I've also seen a stove designed for propane or NG with no change parts... there was a plastic part in the regulator that you flipped over depending on which gas, and a screw adjustment on the orifices.


----------



## eclecticcottage

I've seen those stoves with adjustable regulators also.  Well, heard of them anyway.  Ours needed orafice adjustments.  Thank goodness for hearth.com in that regard, for the help I got from Coaly !

We have a single (one piece) dual stage on our set up.


----------



## Hogwildz

If your only using for cooking for now, buy your own tank(s) & regulator.
The gas companies around here charge a flat rate yearly if you don't use enough. I have a 100 lb tank that between it and 2 small grill tanks, took 6.1 gallons of propane. Yet I get a bill for $95.00.
I just went through this again yesterday for my yearly "filling". At least the delivery guy is cool and fills all my 25 lb. bbq tanks.
My first year here before they started this crap, a top off cost me $17.00. The next year was similar. Then the economy tanked and they started this minimum usage/fee crap.
I will be buying my own tank and regulator next summer. Actually, for just our stove, I might stick with the 40 pounder I have in line as the back up for the 100. The 40 is mine, came with the house.
Prolly get 3 or so years out of that alone.
Like with anything, research it well. The gas co will be glad to bring you a tank or two and regulator, and hook it up. But then your going to get charged every year, especially if your not using enough propane, which for cooking only, you won't.


----------



## eclecticcottage

We bought our own 100# tanks from Tractor Supply.  I think they were about $130?  and a fill was @ $60.  We can go to a local hardware store that's only a few miles away for a refill when we need to.  They are a little heavy when full, but not bad at all empty.


----------



## Badfish740

eclecticcottage said:


> We bought our own 100# tanks from Tractor Supply.

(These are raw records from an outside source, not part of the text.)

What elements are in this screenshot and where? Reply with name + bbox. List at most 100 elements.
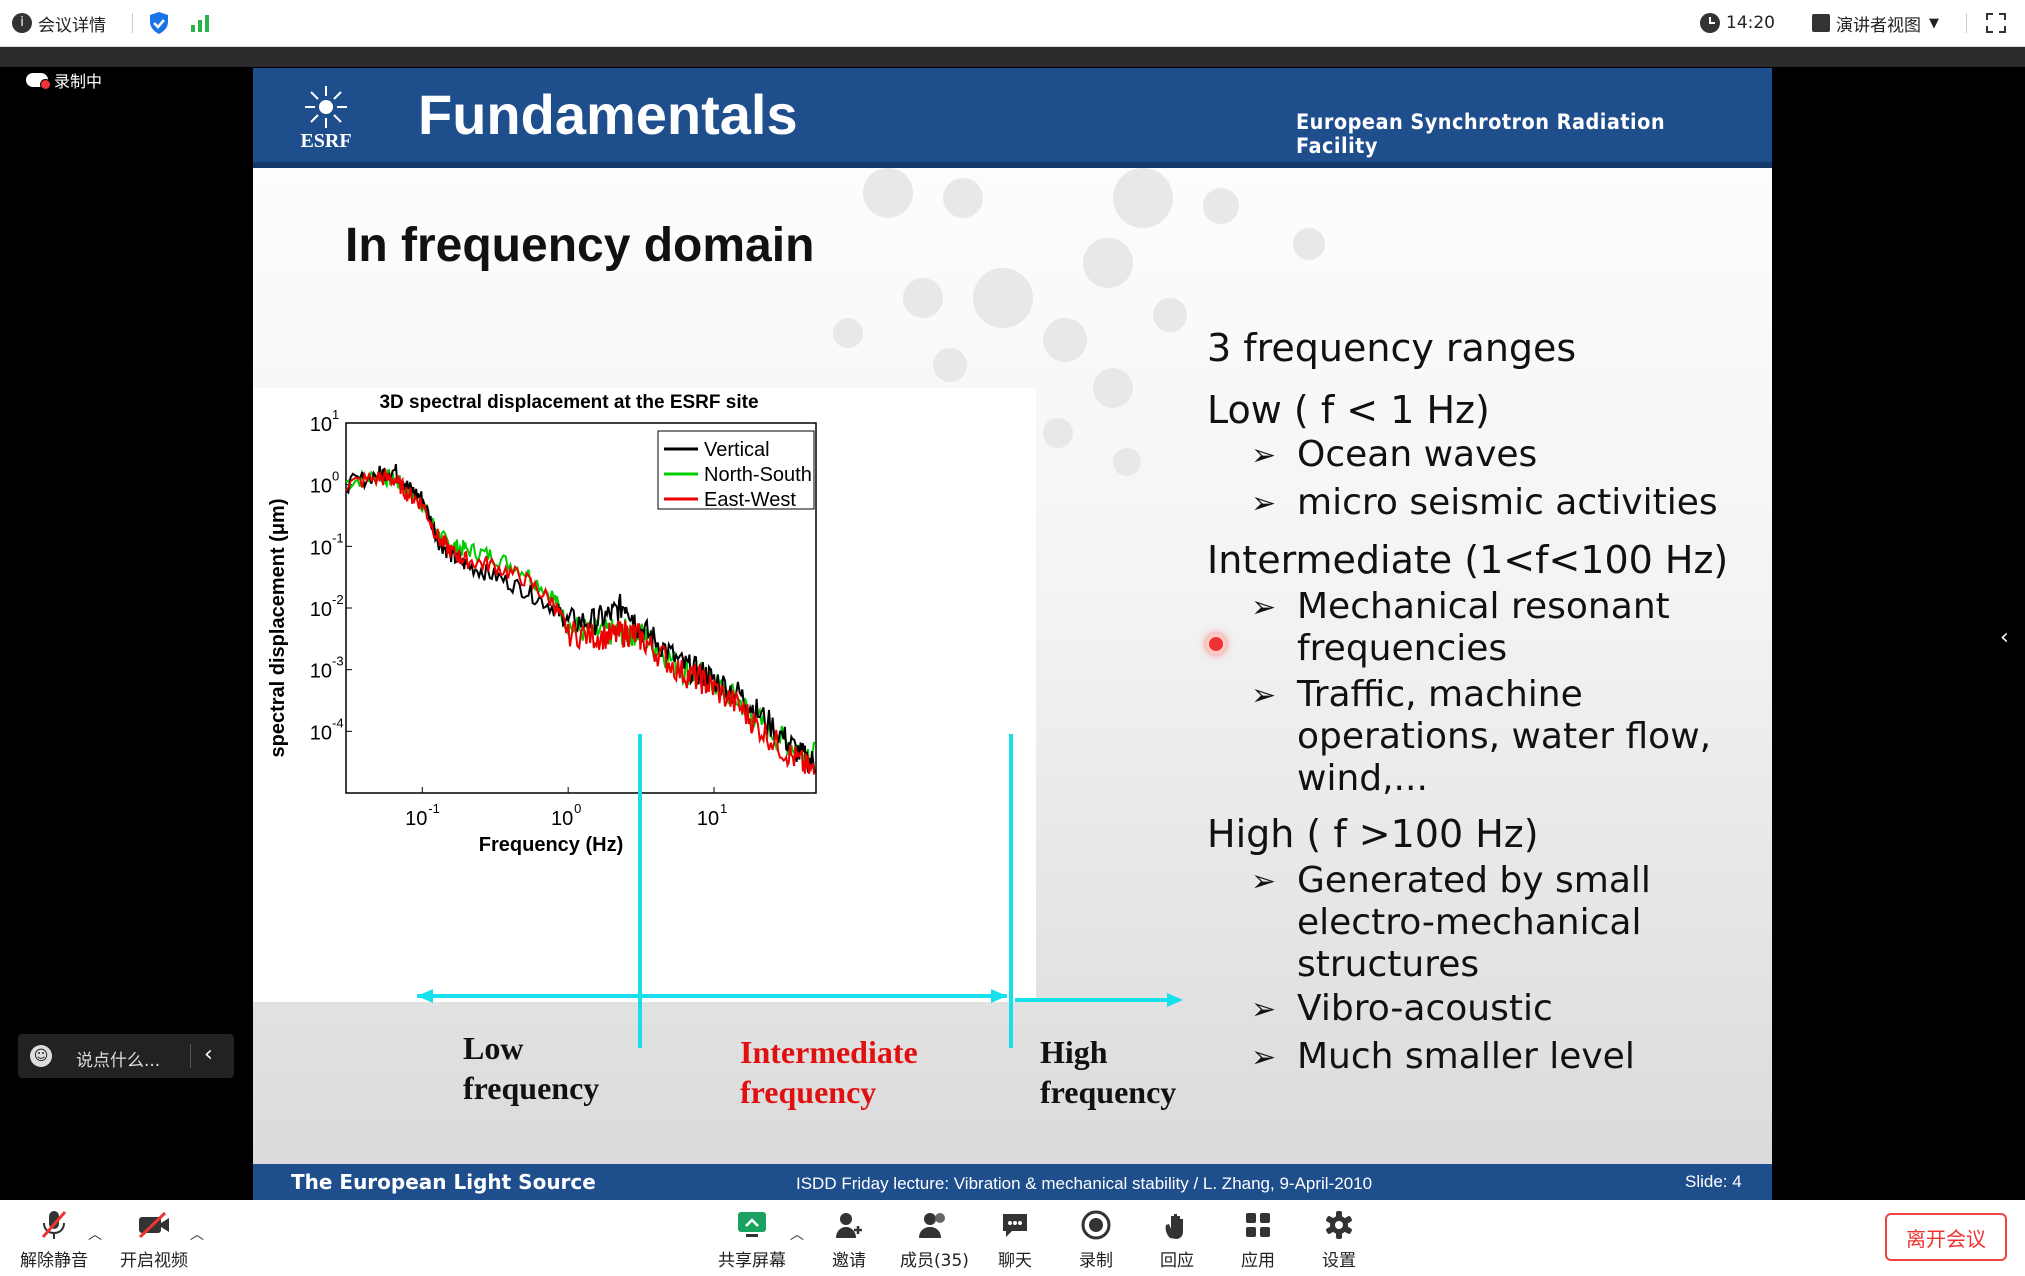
bullet-arrow-icon: ➢: [1251, 486, 1277, 521]
chevron-down-icon: ▼: [1929, 15, 1939, 31]
share-screen-label: 共享屏幕: [718, 1251, 786, 1271]
legend-label: East-West: [704, 489, 796, 511]
unmute-button[interactable]: 解除静音: [20, 1208, 88, 1271]
reaction-button[interactable]: 回应: [1160, 1208, 1194, 1271]
y-tick-label: 10: [310, 661, 332, 683]
footer-slide-number: Slide: 4: [1685, 1172, 1742, 1191]
share-screen-button[interactable]: 共享屏幕: [718, 1208, 786, 1271]
y-tick-label: 10: [310, 722, 332, 744]
presenter-view-label: 演讲者视图: [1836, 15, 1921, 36]
hand-reaction-icon: [1160, 1208, 1194, 1242]
esrf-logo-text: ESRF: [300, 130, 352, 152]
chat-button[interactable]: 聊天: [998, 1208, 1032, 1271]
high-item-1c: structures: [1297, 944, 1480, 985]
bullet-arrow-icon: ➢: [1251, 1040, 1277, 1075]
reaction-label: 回应: [1160, 1251, 1194, 1271]
settings-label: 设置: [1322, 1251, 1356, 1271]
bullet-arrow-icon: ➢: [1251, 992, 1277, 1027]
security-shield-icon[interactable]: [148, 10, 170, 36]
spectral-chart: 3D spectral displacement at the ESRF sit…: [267, 392, 817, 856]
apps-label: 应用: [1241, 1251, 1275, 1271]
cloud-record-icon: [26, 73, 51, 90]
apps-grid-icon: [1241, 1208, 1275, 1242]
record-icon: [1079, 1208, 1113, 1242]
band-high-line1: High: [1040, 1034, 1108, 1070]
bottom-toolbar: 解除静音 ︿ 开启视频 ︿ 共享屏幕 ︿ 邀请 成员(35) 聊天 录制 回应 …: [0, 1200, 2025, 1276]
x-tick-exponent: 0: [574, 801, 581, 816]
chat-bubble-icon: [998, 1208, 1032, 1242]
bullet-arrow-icon: ➢: [1251, 438, 1277, 473]
y-axis-label: spectral displacement (μm): [267, 499, 289, 758]
unmute-label: 解除静音: [20, 1251, 88, 1271]
camera-off-icon: [137, 1208, 171, 1242]
mid-item-2b: operations, water flow,: [1297, 716, 1712, 757]
x-axis-label: Frequency (Hz): [479, 834, 623, 856]
start-video-label: 开启视频: [120, 1251, 188, 1271]
chat-placeholder: 说点什么...: [76, 1051, 161, 1071]
band-mid-line1: Intermediate: [740, 1034, 918, 1070]
y-tick-exponent: 1: [332, 407, 339, 422]
footer-middle: ISDD Friday lecture: Vibration & mechani…: [796, 1174, 1373, 1193]
clock: 14:20: [1700, 10, 1775, 36]
members-icon: [917, 1208, 951, 1242]
collapse-right-handle[interactable]: ‹: [2000, 625, 2009, 650]
settings-button[interactable]: 设置: [1322, 1208, 1356, 1271]
band-low-label: Low frequency: [463, 1028, 599, 1108]
chat-label: 聊天: [998, 1251, 1032, 1271]
low-item-1: Ocean waves: [1297, 434, 1538, 475]
y-tick-label: 10: [310, 414, 332, 436]
recording-label: 录制中: [54, 72, 103, 91]
start-video-button[interactable]: 开启视频: [120, 1208, 188, 1271]
high-item-1b: electro-mechanical: [1297, 902, 1642, 943]
x-tick-label: 10: [551, 808, 573, 830]
y-tick-exponent: -4: [332, 715, 344, 730]
legend-label: North-South: [704, 464, 812, 486]
high-item-2: Vibro-acoustic: [1297, 988, 1553, 1029]
arrowhead-right: [1167, 993, 1183, 1007]
chat-input-box[interactable]: ☺ 说点什么... ‹: [18, 1034, 234, 1078]
members-label: 成员(35): [900, 1251, 969, 1271]
fullscreen-icon[interactable]: [1985, 10, 2007, 36]
meeting-details-label: 会议详情: [38, 15, 106, 36]
leave-meeting-button[interactable]: 离开会议: [1885, 1213, 2007, 1261]
video-top-strip: [0, 47, 2025, 67]
x-tick-label: 10: [697, 808, 719, 830]
legend-label: Vertical: [704, 439, 770, 461]
presenter-view-button[interactable]: 演讲者视图 ▼: [1812, 10, 1939, 36]
record-label: 录制: [1079, 1251, 1113, 1271]
record-button[interactable]: 录制: [1079, 1208, 1113, 1271]
y-tick-label: 10: [310, 599, 332, 621]
slide-subtitle: In frequency domain: [345, 219, 815, 272]
recording-indicator: 录制中: [26, 68, 102, 92]
signal-icon[interactable]: [190, 10, 212, 36]
x-tick-exponent: 1: [720, 801, 727, 816]
arrowhead-mid: [991, 989, 1007, 1003]
chevron-left-icon[interactable]: ‹: [204, 1042, 213, 1067]
chevron-up-icon[interactable]: ︿: [190, 1227, 204, 1243]
intermediate-heading: Intermediate (1<f<100 Hz): [1207, 538, 1729, 582]
slide-title: Fundamentals: [418, 83, 798, 146]
invite-button[interactable]: 邀请: [832, 1208, 866, 1271]
mid-item-2a: Traffic, machine: [1297, 674, 1583, 715]
legend-box: [657, 430, 815, 510]
members-button[interactable]: 成员(35): [900, 1208, 969, 1271]
apps-button[interactable]: 应用: [1241, 1208, 1275, 1271]
shared-slide: ESRF Fundamentals European Synchrotron R…: [253, 68, 1772, 1200]
chart-title: 3D spectral displacement at the ESRF sit…: [379, 392, 758, 413]
y-tick-exponent: -3: [332, 654, 344, 669]
emoji-icon[interactable]: ☺: [30, 1045, 52, 1067]
y-tick-exponent: -1: [332, 530, 344, 545]
low-item-2: micro seismic activities: [1297, 482, 1718, 523]
band-annotation-overlay: [417, 734, 1183, 1048]
chevron-up-icon[interactable]: ︿: [790, 1227, 804, 1243]
high-item-3: Much smaller level: [1297, 1036, 1635, 1077]
footer-left: The European Light Source: [291, 1170, 596, 1194]
mid-item-1b: frequencies: [1297, 628, 1508, 669]
high-item-1a: Generated by small: [1297, 860, 1651, 901]
bullet-arrow-icon: ➢: [1251, 590, 1277, 625]
band-high-label: High frequency: [1040, 1032, 1176, 1112]
meeting-details[interactable]: i 会议详情: [12, 10, 106, 36]
chevron-up-icon[interactable]: ︿: [88, 1227, 102, 1243]
band-low-line2: frequency: [463, 1070, 600, 1106]
mid-item-2c: wind,...: [1297, 758, 1428, 799]
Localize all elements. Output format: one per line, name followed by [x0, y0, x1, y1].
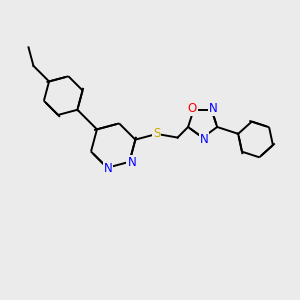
- Text: O: O: [188, 103, 197, 116]
- Text: N: N: [103, 162, 112, 175]
- Text: N: N: [128, 156, 136, 169]
- Text: S: S: [153, 128, 160, 140]
- Text: N: N: [200, 133, 208, 146]
- Text: N: N: [209, 102, 218, 115]
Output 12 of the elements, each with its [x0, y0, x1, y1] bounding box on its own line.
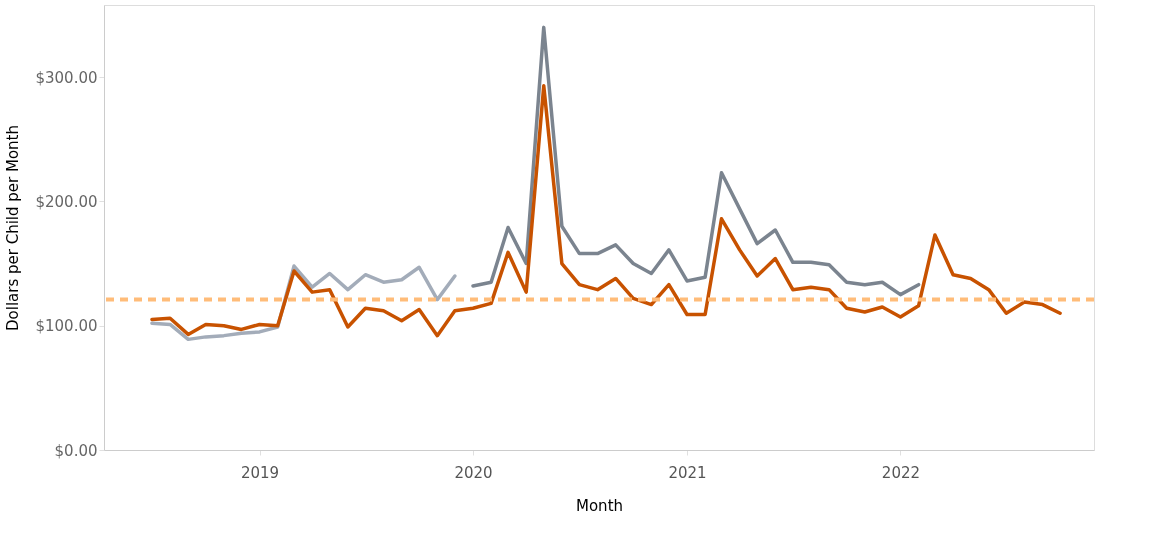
x-tick-label: 2019	[240, 463, 280, 482]
y-tick-label: $300.00	[35, 68, 98, 87]
x-tick-label: 2020	[454, 463, 493, 482]
y-tick-label: $0.00	[54, 441, 98, 460]
x-tick-label: 2022	[881, 463, 921, 482]
x-tick-label: 2021	[668, 463, 707, 482]
y-tick-label: $200.00	[35, 192, 98, 211]
y-axis-title: Dollars per Child per Month	[4, 125, 23, 331]
line-series	[150, 84, 1062, 338]
line-series	[471, 25, 921, 297]
y-tick-label: $100.00	[35, 317, 98, 336]
x-axis-title: Month	[575, 496, 624, 515]
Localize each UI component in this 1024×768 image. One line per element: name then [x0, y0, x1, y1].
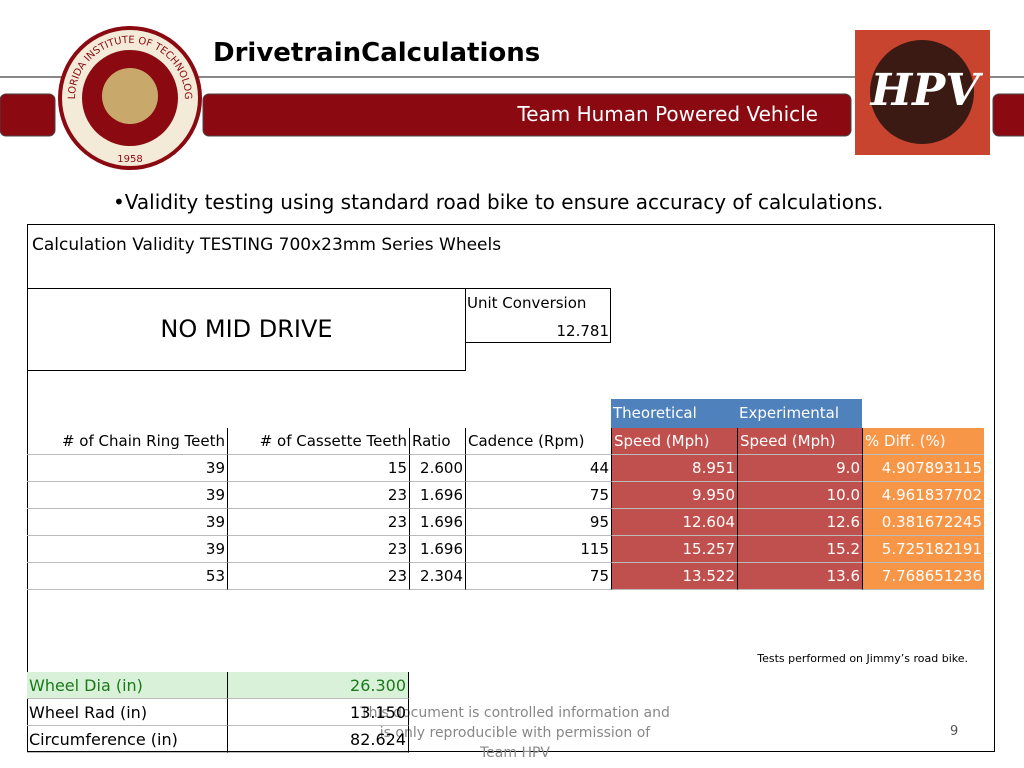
wheel-cell: 82.624 [227, 726, 409, 753]
table-cell: 115 [465, 536, 611, 563]
table-cell: 39 [27, 455, 227, 482]
table-cell: 15.257 [611, 536, 737, 563]
hpv-text: HPV [869, 65, 984, 116]
sheet-title: Calculation Validity TESTING 700x23mm Se… [32, 235, 502, 255]
page-number: 9 [950, 724, 959, 739]
table-cell: 7.768651236 [862, 563, 984, 590]
table-cell: 2.304 [409, 563, 465, 590]
bar-left [0, 93, 56, 137]
column-header: % Diff. (%) [862, 428, 984, 455]
column-header: Speed (Mph) [611, 428, 737, 455]
wheel-cell: Wheel Rad (in) [27, 699, 227, 726]
table-cell: 4.961837702 [862, 482, 984, 509]
table-cell: 15 [227, 455, 409, 482]
gear [870, 40, 974, 144]
column-header: # of Chain Ring Teeth [27, 428, 227, 455]
table-cell: 15.2 [737, 536, 862, 563]
table-cell: 5.725182191 [862, 536, 984, 563]
notice: This document is controlled information … [360, 705, 670, 761]
unit-label: Unit Conversion [467, 294, 587, 312]
table-cell: 44 [465, 455, 611, 482]
table-cell: 9.0 [737, 455, 862, 482]
table-cell: 1.696 [409, 482, 465, 509]
table-cell: 12.6 [737, 509, 862, 536]
title: DrivetrainCalculations [213, 38, 541, 68]
seal-year: 1958 [117, 154, 142, 165]
table-cell: 39 [27, 536, 227, 563]
column-header: # of Cassette Teeth [227, 428, 409, 455]
table-cell: 53 [27, 563, 227, 590]
unit-box [465, 288, 611, 343]
column-header: Ratio [409, 428, 465, 455]
table-cell: 23 [227, 536, 409, 563]
sheet [27, 224, 995, 752]
table-cell: 13.522 [611, 563, 737, 590]
table-cell: 23 [227, 509, 409, 536]
table-cell: 75 [465, 482, 611, 509]
title-bar [202, 93, 852, 137]
group-header: Experimental [737, 399, 862, 428]
note: Tests performed on Jimmy’s road bike. [757, 652, 968, 665]
table-cell: 8.951 [611, 455, 737, 482]
column-header: Speed (Mph) [737, 428, 862, 455]
wheel-cell: 26.300 [227, 672, 409, 699]
table-cell: 9.950 [611, 482, 737, 509]
bar-right [992, 93, 1024, 137]
wheel-cell: Circumference (in) [27, 726, 227, 753]
globe [102, 68, 158, 124]
table-cell: 23 [227, 482, 409, 509]
group-header: Theoretical [611, 399, 737, 428]
bullet: •Validity testing using standard road bi… [113, 190, 884, 214]
table-cell: 75 [465, 563, 611, 590]
wheel-cell: 13.150 [227, 699, 409, 726]
table-cell: 0.381672245 [862, 509, 984, 536]
table-cell: 39 [27, 482, 227, 509]
table-cell: 1.696 [409, 536, 465, 563]
header-graphics: FLORIDA INSTITUTE OF TECHNOLOGY 1958 HPV [0, 0, 1024, 170]
table-cell: 23 [227, 563, 409, 590]
unit-value: 12.781 [556, 322, 610, 340]
table-cell: 39 [27, 509, 227, 536]
table-cell: 2.600 [409, 455, 465, 482]
wheel-cell: Wheel Dia (in) [27, 672, 227, 699]
table-cell: 10.0 [737, 482, 862, 509]
table-cell: 13.6 [737, 563, 862, 590]
box-label: NO MID DRIVE [27, 288, 466, 371]
table-cell: 12.604 [611, 509, 737, 536]
table-cell: 95 [465, 509, 611, 536]
table-cell: 1.696 [409, 509, 465, 536]
subtitle: Team Human Powered Vehicle [517, 102, 818, 126]
column-header: Cadence (Rpm) [465, 428, 611, 455]
table-cell: 4.907893115 [862, 455, 984, 482]
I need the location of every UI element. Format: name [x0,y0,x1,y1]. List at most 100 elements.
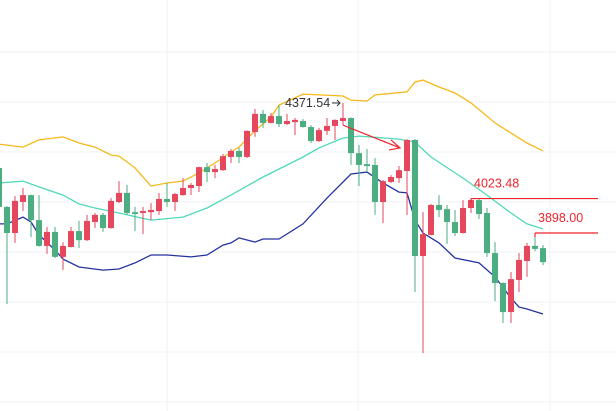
candle-body [124,192,130,213]
candle-body [292,119,298,123]
candle-up [44,226,50,254]
candle-body [60,245,66,257]
candle-body [52,231,58,257]
candle-down [308,125,314,143]
candle-up [404,139,410,215]
candle-body [260,113,266,123]
candle-down [28,194,34,238]
trend-arrow-head [388,139,402,151]
candle-body [444,209,450,223]
candle-body [324,125,330,131]
candle-body [412,139,418,257]
candle-up [380,180,386,224]
candle-body [220,156,226,171]
candle-body [4,206,10,234]
candle-body [396,170,402,179]
candles [0,103,546,353]
candle-down [476,198,482,220]
candle-body [524,245,530,262]
candle-up [180,178,186,196]
middle-band-line [0,135,544,230]
candle-body [252,113,258,132]
candle-body [452,222,458,234]
candle-up [140,206,146,235]
candle-body [468,200,474,209]
lower-band-line [0,171,544,315]
resistance-2-label: 3898.00 [538,211,583,225]
candle-down [300,119,306,128]
candle-down [236,147,242,164]
candle-body [388,177,394,182]
candle-up [340,103,346,126]
candle-body [404,139,410,171]
candle-body [12,200,18,234]
candle-body [340,117,346,122]
candle-body [508,279,514,313]
candle-down [500,282,506,324]
candle-up [92,212,98,229]
candle-down [204,163,210,182]
candle-up [188,183,194,196]
candle-up [316,127,322,143]
candle-body [460,208,466,234]
candle-body [84,220,90,241]
candle-up [396,166,402,184]
candle-body [428,205,434,235]
candle-up [84,214,90,241]
candle-body [196,167,202,187]
candle-body [36,220,42,246]
candle-body [212,169,218,173]
candle-body [236,150,242,157]
candle-body [172,194,178,202]
candle-body [476,200,482,215]
candle-body [364,164,370,167]
candle-down [164,183,170,207]
annotations: 4371.54 4023.48 3898.00 [285,96,598,238]
candle-up [156,192,162,215]
candle-up [268,113,274,124]
high-arrow-head [336,99,341,107]
high-label: 4371.54 [285,96,330,110]
upper-band-line [0,79,544,187]
resistance-1-label: 4023.48 [474,177,519,191]
candle-body [356,153,362,165]
candle-down [100,212,106,232]
candle-body [100,214,106,229]
candle-down [76,220,82,249]
candle-down [276,105,282,128]
candle-body [532,245,538,249]
candle-body [68,231,74,248]
candle-up [220,153,226,171]
candle-body [28,195,34,221]
candle-body [0,167,2,207]
candle-down [540,245,546,266]
candle-down [52,226,58,258]
candle-down [0,167,2,207]
candle-up [116,181,122,204]
candle-down [412,139,418,293]
candle-down [452,209,458,237]
candle-up [68,226,74,248]
candle-down [348,117,354,165]
candle-down [124,184,130,215]
candle-up [420,212,426,353]
candle-down [484,208,490,257]
candle-body [284,121,290,125]
candle-up [172,192,178,212]
candle-body [492,253,498,283]
candle-up [292,117,298,136]
candle-body [420,234,426,257]
candle-up [244,130,250,159]
candle-body [228,150,234,157]
candle-body [164,198,170,202]
candle-up [108,198,114,229]
candle-up [460,200,466,234]
candle-up [252,108,258,137]
candle-up [196,166,202,193]
candle-up [212,164,218,179]
candle-body [156,198,162,212]
candle-down [132,206,138,232]
candle-up [332,119,338,140]
candle-up [284,113,290,126]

I think they were about $130? and a fill was @ $60. We can go to a local hardware store that's only a few miles away for a refill when we need to. They are a little heavy when full, but not bad at all empty.


 
That's the plan-you can get propane pretty much anywhere around here so no sense getting tied up with a contract if I don't need to.


----------



## Flatbedford

Somewhat unrelated... Where would I buy a larger 250 gallon or so propane tank? I'd like to own my own so I can shop around and buy with cash rather than be tied to a provider.


----------



## jharkin

Badfish740 said:


> Since all I'm operating is the stove I'm really not worried about the cost. I'm more concerned with actually being able to cook for a change. An electric stove is simply a giant hotplate-my wife is a phenomenal cook (I'm not bad myself) and the stove drives her nuts.


 
+1

Same reason we are extending our NG line and plan to throw out our fancy smoothtop electric.


----------